What I don't find normal, nor legitimate, is that motto that runs "Gay Pride". However something is true about it. Pride is one of the capital sins in Christian theology. It's precisely the moral baseness that prevents us from acting with humility and admitting that we might be wrong. Pride is equal to arrogance and haughtiness. I'm twisting the real meaning of "Gay Pride" on purpose for the sake of the argument. I'm not against individuals' depravations. That's up to everyone individually and their relation to God enjoyed in their private spheres. I'm talking about this pride of showing off to the world their depravation, and trying to force us to admit it as something casual and natural in the public sphere. The loss of our sense of depravation has made one of the most depraved behaviors, only surpassed because pederasty exists, a thing of common speech. Homosexuality, and what they call gay rights, is make public what should be private. Forcing everyone to bare the depravations of others in public, in the squares, in the parks, on the streets, in the supermarket, and even inside the churches.

I don't deny that depravation might be natural within our souls. It can't be purged. Such pretension can even be monstrous. But I think that our depravations should be keep up to ourselves. "Gay rights" and homosexuality has turned into an issue in which living a respectful, moral and conscious public life is impossible if not even a motive of derision. The cause of liberty, by being wrongly used against morality, is turning virtuous republicanism into a depraved ochlocracy; especially in the last country of the Western civilization that preserves barely what we once used to be as a culture: the United States.

Liberty in pills

"I shall not be very desirous of living in a city in which individuals are more powerful than laws; for that country alone is desirable in which property and friends may be safely enjoyed, not one where they me easily be taken from us, and where friends, from fear of losing their property, are compelled to abandon each other in their greatest need. Besides, it has always been less painful to good men to hear of the misfortunes of their country than to witness them; and an honorable exile is always held in greater esteem than slavery at home" (Machiavelli; History of Florence; Book IV, Ch. 7).

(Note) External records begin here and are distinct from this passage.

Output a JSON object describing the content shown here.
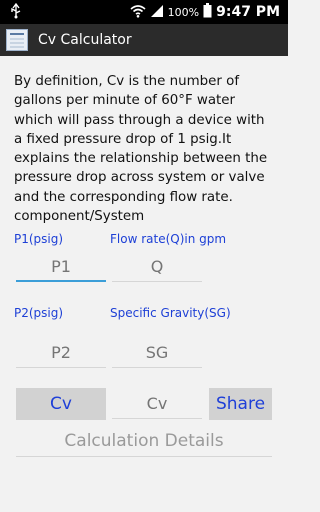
{
  "status_bar": {
    "battery": "100%",
    "time": "9:47 PM"
  },
  "action_bar": {
    "title": "Cv Calculator"
  },
  "description": "By definition, Cv is the number of gallons per minute of 60°F water which will pass through a device with a fixed pressure drop of 1 psig.It explains the relationship between the pressure drop across system or valve and the corresponding flow rate. component/System",
  "form": {
    "p1_label": "P1(psig)",
    "flow_label": "Flow rate(Q)in gpm",
    "p1_placeholder": "P1",
    "q_placeholder": "Q",
    "p2_label": "P2(psig)",
    "sg_label": "Specific Gravity(SG)",
    "p2_placeholder": "P2",
    "sg_placeholder": "SG",
    "cv_button": "Cv",
    "cv_result_placeholder": "Cv",
    "share_button": "Share",
    "details_button": "Calculation Details"
  },
  "colors": {
    "label_blue": "#1e40d6",
    "focus_underline": "#3b9ed8"
  }
}
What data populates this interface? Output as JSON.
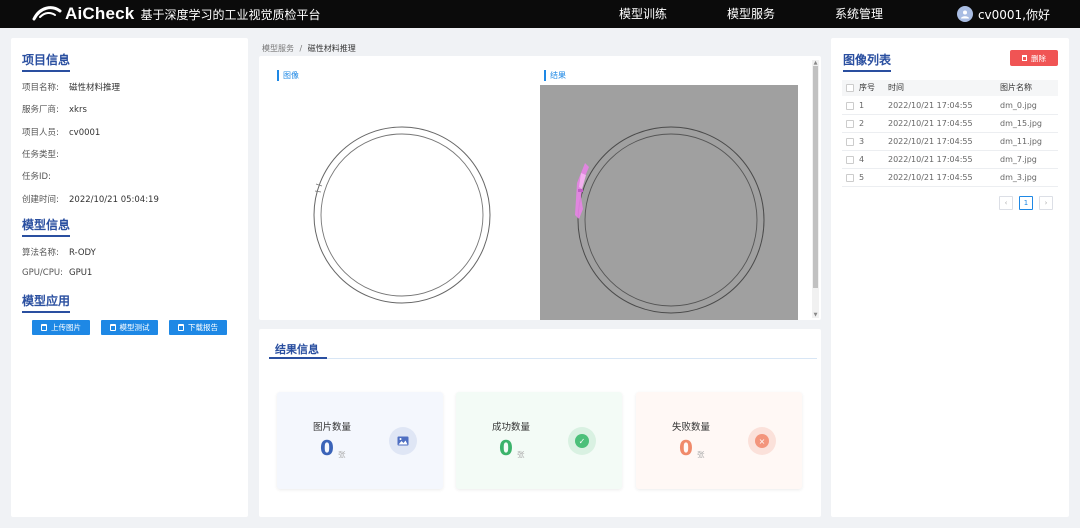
{
  "header": {
    "logo_text": "AiCheck",
    "platform_name": "基于深度学习的工业视觉质检平台",
    "nav": [
      "模型训练",
      "模型服务",
      "系统管理"
    ],
    "user_name": "cv0001,你好"
  },
  "left": {
    "project_title": "项目信息",
    "project": [
      {
        "key": "项目名称:",
        "value": "磁性材料推理"
      },
      {
        "key": "服务厂商:",
        "value": "xkrs"
      },
      {
        "key": "项目人员:",
        "value": "cv0001"
      },
      {
        "key": "任务类型:",
        "value": ""
      },
      {
        "key": "任务ID:",
        "value": ""
      },
      {
        "key": "创建时间:",
        "value": "2022/10/21 05:04:19"
      }
    ],
    "model_title": "模型信息",
    "model": [
      {
        "key": "算法名称:",
        "value": "R-ODY"
      },
      {
        "key": "GPU/CPU:",
        "value": "GPU1"
      }
    ],
    "app_title": "模型应用",
    "buttons": [
      "上传图片",
      "模型测试",
      "下载报告"
    ]
  },
  "breadcrumb": {
    "parent": "模型服务",
    "separator": "/",
    "current": "磁性材料推理"
  },
  "viewer": {
    "image_label": "图像",
    "result_label": "结果"
  },
  "result": {
    "title": "结果信息",
    "cards": [
      {
        "label": "图片数量",
        "value": "0",
        "unit": "张",
        "color": "#3a63b8",
        "bg": "#f4f7fd",
        "icon_bg": "#dfe6f5",
        "icon_fg": "#4f6fc2"
      },
      {
        "label": "成功数量",
        "value": "0",
        "unit": "张",
        "color": "#3bb36b",
        "bg": "#f3fbf6",
        "icon_bg": "#d9f1e2",
        "icon_fg": "#4cc07a"
      },
      {
        "label": "失败数量",
        "value": "0",
        "unit": "张",
        "color": "#f08a6a",
        "bg": "#fff8f5",
        "icon_bg": "#fbe1da",
        "icon_fg": "#f3957c"
      }
    ]
  },
  "image_list": {
    "title": "图像列表",
    "delete_label": "删除",
    "columns": [
      "序号",
      "时间",
      "图片名称"
    ],
    "rows": [
      {
        "index": "1",
        "time": "2022/10/21 17:04:55",
        "name": "dm_0.jpg"
      },
      {
        "index": "2",
        "time": "2022/10/21 17:04:55",
        "name": "dm_15.jpg"
      },
      {
        "index": "3",
        "time": "2022/10/21 17:04:55",
        "name": "dm_11.jpg"
      },
      {
        "index": "4",
        "time": "2022/10/21 17:04:55",
        "name": "dm_7.jpg"
      },
      {
        "index": "5",
        "time": "2022/10/21 17:04:55",
        "name": "dm_3.jpg"
      }
    ],
    "pagination": {
      "prev": "‹",
      "page": "1",
      "next": "›"
    }
  }
}
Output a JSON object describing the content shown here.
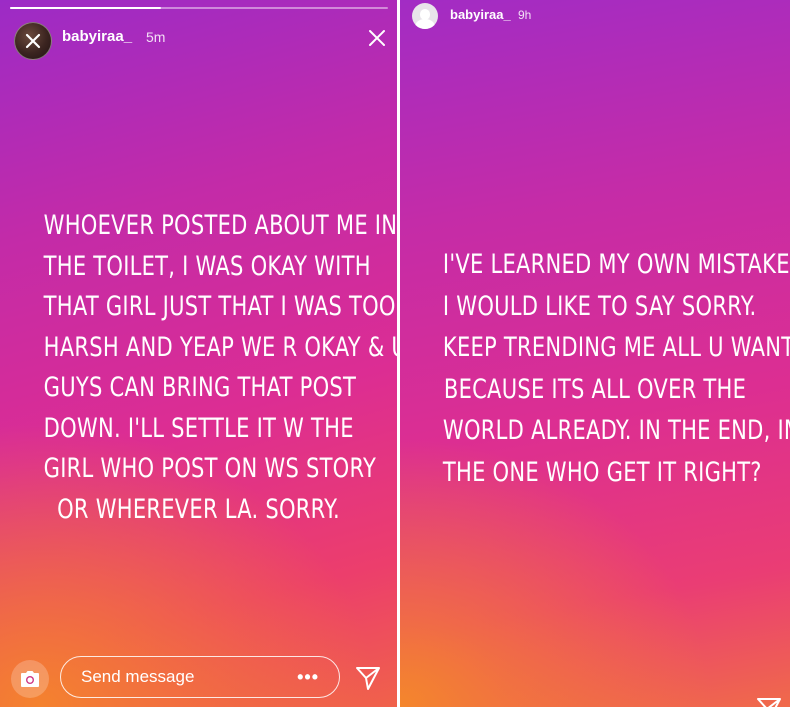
{
  "left_story": {
    "username": "babyiraa_",
    "time": "5m",
    "progress": 0.4,
    "text_lines": [
      "WHOEVER POSTED ABOUT ME IN",
      "THE TOILET, I WAS OKAY WITH",
      "THAT GIRL JUST THAT I WAS TOO",
      "HARSH AND YEAP WE R OKAY & U",
      "GUYS CAN BRING THAT POST",
      "DOWN. I'LL SETTLE IT W THE",
      "GIRL WHO POST ON WS STORY",
      "OR WHEREVER LA. SORRY."
    ],
    "message_placeholder": "Send message",
    "more_label": "•••"
  },
  "right_story": {
    "username": "babyiraa_",
    "time": "9h",
    "text_lines": [
      "I'VE LEARNED MY OWN MISTAKES,",
      "I WOULD LIKE TO SAY SORRY.",
      "KEEP TRENDING ME ALL U WANT",
      "BECAUSE ITS ALL OVER THE",
      "WORLD ALREADY. IN THE END, IM",
      "THE ONE WHO GET IT RIGHT?"
    ]
  },
  "colors": {
    "gradient_purple": "#9c2bc6",
    "gradient_magenta": "#dc2d93",
    "gradient_orange": "#f4822e",
    "text": "#ffffff"
  },
  "icons": {
    "close": "close-icon",
    "camera": "camera-icon",
    "send": "send-icon",
    "more": "more-dots-icon"
  }
}
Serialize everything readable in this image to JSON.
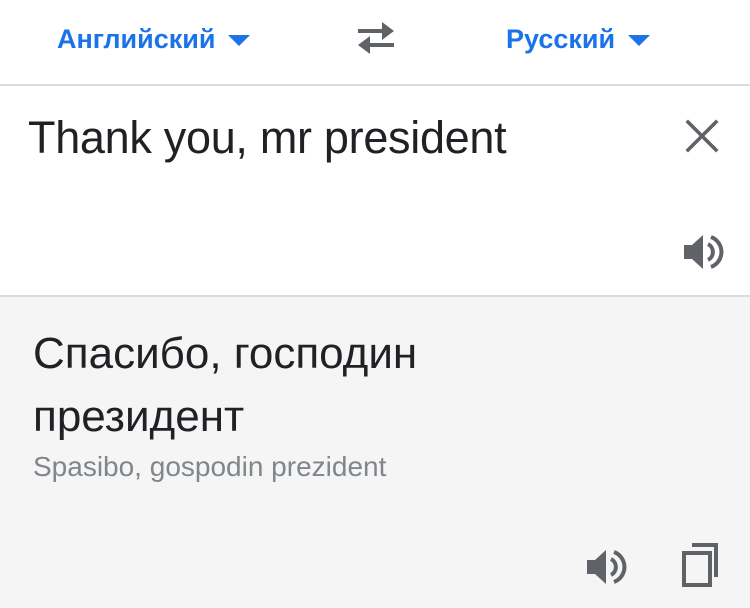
{
  "languages": {
    "source": "Английский",
    "target": "Русский"
  },
  "input": {
    "text": "Thank you, mr president"
  },
  "output": {
    "translation": "Спасибо, господин президент",
    "transliteration": "Spasibo, gospodin prezident"
  },
  "colors": {
    "accent": "#1a73e8",
    "text": "#202124",
    "muted": "#80868b",
    "icon": "#5f6368",
    "output_bg": "#f5f5f5",
    "divider": "#dadce0"
  },
  "icons": {
    "source_caret": "chevron-down-icon",
    "swap": "swap-languages-icon",
    "target_caret": "chevron-down-icon",
    "clear": "close-icon",
    "speak_source": "speaker-icon",
    "speak_output": "speaker-icon",
    "copy": "copy-icon"
  }
}
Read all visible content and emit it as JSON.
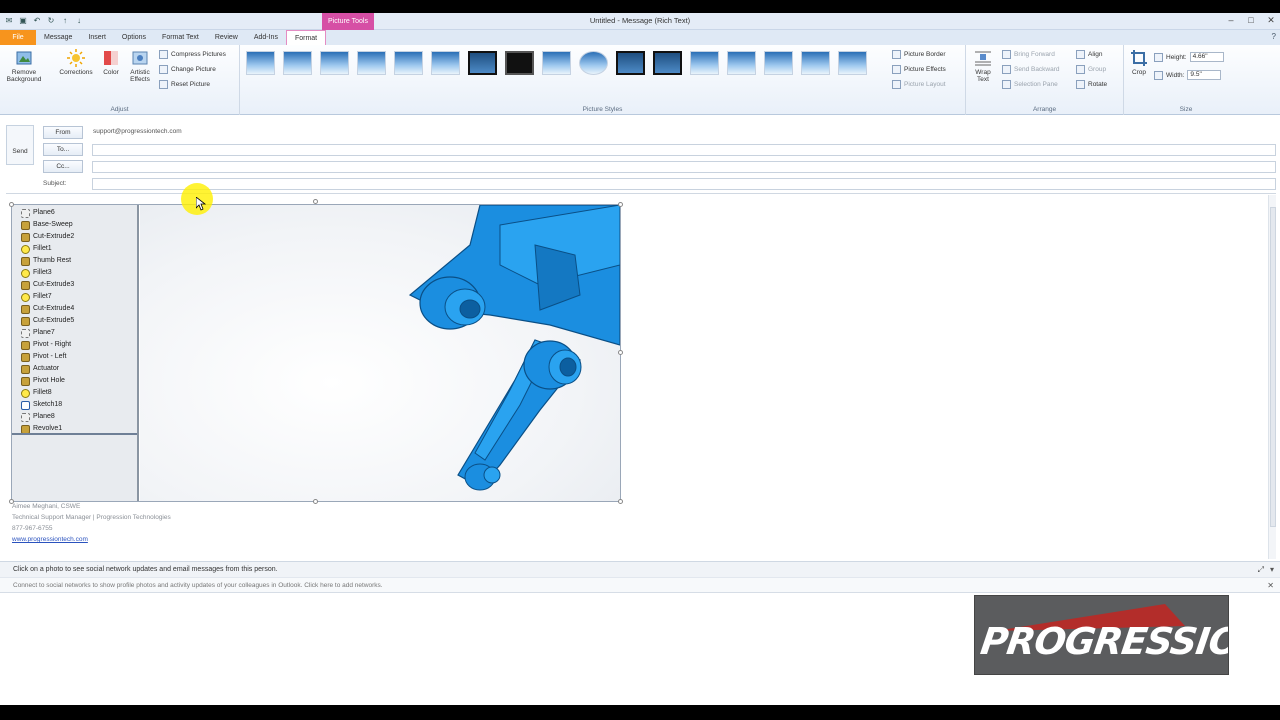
{
  "window": {
    "title": "Untitled - Message (Rich Text)",
    "context_tab_group": "Picture Tools"
  },
  "tabs": [
    "File",
    "Message",
    "Insert",
    "Options",
    "Format Text",
    "Review",
    "Add-Ins",
    "Format"
  ],
  "ribbon": {
    "adjust": {
      "label": "Adjust",
      "remove_background": "Remove Background",
      "corrections": "Corrections",
      "color": "Color",
      "artistic_effects": "Artistic Effects",
      "compress": "Compress Pictures",
      "change": "Change Picture",
      "reset": "Reset Picture"
    },
    "picture_styles": {
      "label": "Picture Styles",
      "border": "Picture Border",
      "effects": "Picture Effects",
      "layout": "Picture Layout"
    },
    "arrange": {
      "label": "Arrange",
      "wrap_text": "Wrap Text",
      "bring_forward": "Bring Forward",
      "send_backward": "Send Backward",
      "selection_pane": "Selection Pane",
      "align": "Align",
      "group": "Group",
      "rotate": "Rotate"
    },
    "size": {
      "label": "Size",
      "crop": "Crop",
      "height_label": "Height:",
      "height_value": "4.66\"",
      "width_label": "Width:",
      "width_value": "9.5\""
    }
  },
  "header": {
    "send": "Send",
    "from_btn": "From",
    "from_value": "support@progressiontech.com",
    "to_btn": "To...",
    "cc_btn": "Cc...",
    "subject_label": "Subject:"
  },
  "feature_tree": [
    {
      "label": "Plane6",
      "icon": "plane"
    },
    {
      "label": "Base-Sweep",
      "icon": "feature"
    },
    {
      "label": "Cut-Extrude2",
      "icon": "feature"
    },
    {
      "label": "Fillet1",
      "icon": "fillet"
    },
    {
      "label": "Thumb Rest",
      "icon": "feature"
    },
    {
      "label": "Fillet3",
      "icon": "fillet"
    },
    {
      "label": "Cut-Extrude3",
      "icon": "feature"
    },
    {
      "label": "Fillet7",
      "icon": "fillet"
    },
    {
      "label": "Cut-Extrude4",
      "icon": "feature"
    },
    {
      "label": "Cut-Extrude5",
      "icon": "feature"
    },
    {
      "label": "Plane7",
      "icon": "plane"
    },
    {
      "label": "Pivot - Right",
      "icon": "feature"
    },
    {
      "label": "Pivot - Left",
      "icon": "feature"
    },
    {
      "label": "Actuator",
      "icon": "feature"
    },
    {
      "label": "Pivot Hole",
      "icon": "feature"
    },
    {
      "label": "Fillet8",
      "icon": "fillet"
    },
    {
      "label": "Sketch18",
      "icon": "sketch"
    },
    {
      "label": "Plane8",
      "icon": "plane"
    },
    {
      "label": "Revolve1",
      "icon": "feature"
    }
  ],
  "signature": {
    "name": "Aimee Meghani, CSWE",
    "title": "Technical Support Manager | Progression Technologies",
    "phone": "877-967-6755",
    "website": "www.progressiontech.com"
  },
  "social": {
    "prompt": "Click on a photo to see social network updates and email messages from this person.",
    "connect": "Connect to social networks to show profile photos and activity updates of your colleagues in Outlook. Click here to add networks."
  },
  "logo": {
    "text": "PROGRESSION"
  },
  "colors": {
    "part_blue": "#1a8fe0",
    "file_tab": "#f7941d",
    "tools_pink": "#d64fa5"
  }
}
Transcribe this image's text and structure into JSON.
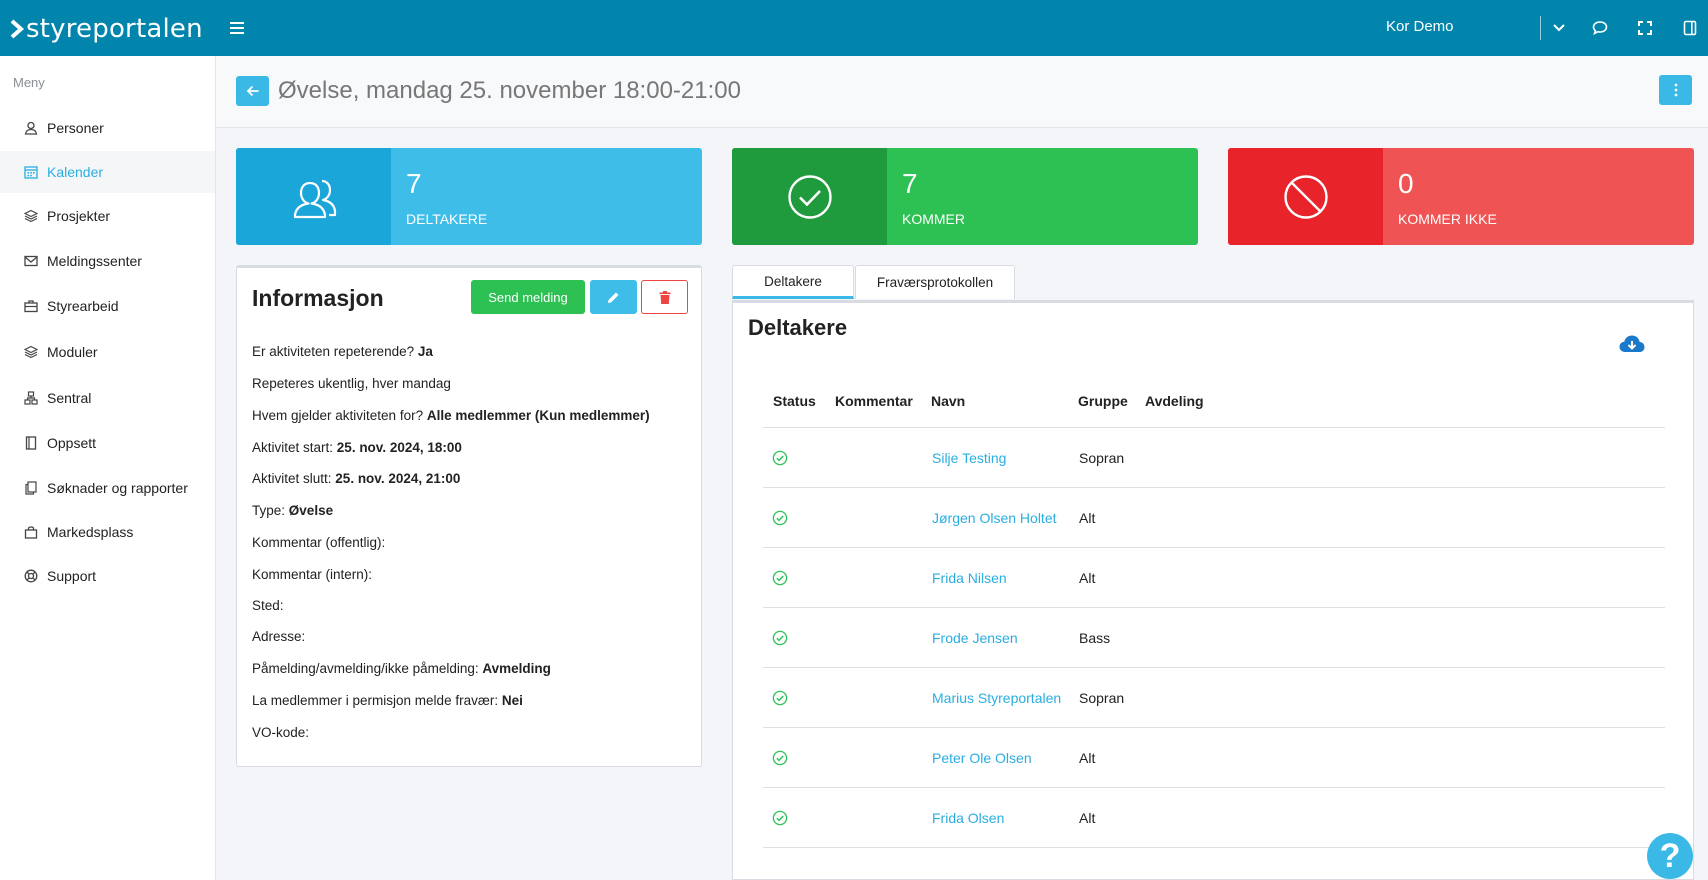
{
  "header": {
    "brand": "styreportalen",
    "org_name": "Kor Demo",
    "icons": [
      "menu-icon",
      "chevron-down-icon",
      "chat-bubble-icon",
      "fullscreen-icon",
      "sidebar-panel-icon"
    ]
  },
  "sidebar": {
    "title": "Meny",
    "items": [
      {
        "label": "Personer",
        "icon": "user-icon"
      },
      {
        "label": "Kalender",
        "icon": "calendar-icon",
        "active": true
      },
      {
        "label": "Prosjekter",
        "icon": "layers-icon"
      },
      {
        "label": "Meldingssenter",
        "icon": "mail-icon"
      },
      {
        "label": "Styrearbeid",
        "icon": "briefcase-icon"
      },
      {
        "label": "Moduler",
        "icon": "layers-icon"
      },
      {
        "label": "Sentral",
        "icon": "sitemap-icon"
      },
      {
        "label": "Oppsett",
        "icon": "book-icon"
      },
      {
        "label": "Søknader og rapporter",
        "icon": "documents-icon"
      },
      {
        "label": "Markedsplass",
        "icon": "shopping-bag-icon"
      },
      {
        "label": "Support",
        "icon": "lifebuoy-icon"
      }
    ]
  },
  "page": {
    "title": "Øvelse, mandag 25. november 18:00-21:00"
  },
  "stats": [
    {
      "value": "7",
      "label": "DELTAKERE",
      "icon": "users-icon",
      "color": "#3dbde8"
    },
    {
      "value": "7",
      "label": "KOMMER",
      "icon": "check-circle-icon",
      "color": "#2cc152"
    },
    {
      "value": "0",
      "label": "KOMMER IKKE",
      "icon": "ban-icon",
      "color": "#ef5353"
    }
  ],
  "info": {
    "title": "Informasjon",
    "send_label": "Send melding",
    "lines": [
      {
        "label": "Er aktiviteten repeterende?",
        "value": "Ja"
      },
      {
        "label": "Repeteres ukentlig, hver mandag",
        "value": ""
      },
      {
        "label": "Hvem gjelder aktiviteten for?",
        "value": "Alle medlemmer (Kun medlemmer)"
      },
      {
        "label": "Aktivitet start:",
        "value": "25. nov. 2024, 18:00"
      },
      {
        "label": "Aktivitet slutt:",
        "value": "25. nov. 2024, 21:00"
      },
      {
        "label": "Type:",
        "value": "Øvelse"
      },
      {
        "label": "Kommentar (offentlig):",
        "value": ""
      },
      {
        "label": "Kommentar (intern):",
        "value": ""
      },
      {
        "label": "Sted:",
        "value": ""
      },
      {
        "label": "Adresse:",
        "value": ""
      },
      {
        "label": "Påmelding/avmelding/ikke påmelding:",
        "value": "Avmelding"
      },
      {
        "label": "La medlemmer i permisjon melde fravær:",
        "value": "Nei"
      },
      {
        "label": "VO-kode:",
        "value": ""
      }
    ]
  },
  "tabs": [
    {
      "label": "Deltakere",
      "active": true
    },
    {
      "label": "Fraværsprotokollen",
      "active": false
    }
  ],
  "participants": {
    "title": "Deltakere",
    "columns": [
      "Status",
      "Kommentar",
      "Navn",
      "Gruppe",
      "Avdeling"
    ],
    "rows": [
      {
        "name": "Silje Testing",
        "group": "Sopran"
      },
      {
        "name": "Jørgen Olsen Holtet",
        "group": "Alt"
      },
      {
        "name": "Frida Nilsen",
        "group": "Alt"
      },
      {
        "name": "Frode Jensen",
        "group": "Bass"
      },
      {
        "name": "Marius Styreportalen",
        "group": "Sopran"
      },
      {
        "name": "Peter Ole Olsen",
        "group": "Alt"
      },
      {
        "name": "Frida Olsen",
        "group": "Alt"
      }
    ]
  },
  "help_label": "?"
}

Any coincidence? Sounds familiar?

jueves, 6 de enero de 2011

Opening the year with Machiavelli

What is a freedom and free government? Let his authority speak for itself:

"Republican governments, more especially those imperfectly organized, frequently change their rules and the form of their institutions; not by the influence of liberty and subjection, as many suppose, but by that of slavery and license; for with the nobility or the people, the ministers respectively of slavery or licentiousness, only the name or liberty is in estimation, neither of them choosing to be subject either to magistrates or laws. When, however, a good, wise, and powerful citizen appears (which is but seldom), who established ordinances capable of appeasing or restraining these contending dispositions, so as to prevent them from doing mischief, then the government may be called free, and its institutions firm and secure; for having good laws for its basis, and good regulations for carrying them into effect, it needs not, like others, the virtue of one man for its maintenance. With such excellent laws and institutions, many of those ancient republics, which were of long duration, were endowed. But these advantages are, and always have been, denied to those which frequently change from tyranny to license, or the reverse; because, from the powerful enemies which each condition creates itself, they neither have, nor can possess any stability; for tyranny cannot please the good, and license is offensive to the wise: the former may easily be productive of mischief, while the latter can scarcely be beneficial; in the former, the insolent have too much authority, and in the latter, the foolish; so that each requires for their welfare the virtue and the good fortune of some individual who may be removed by death, or become unserviceable by misfortune" (Machiavelli: History of Florence: IV: Ch.1).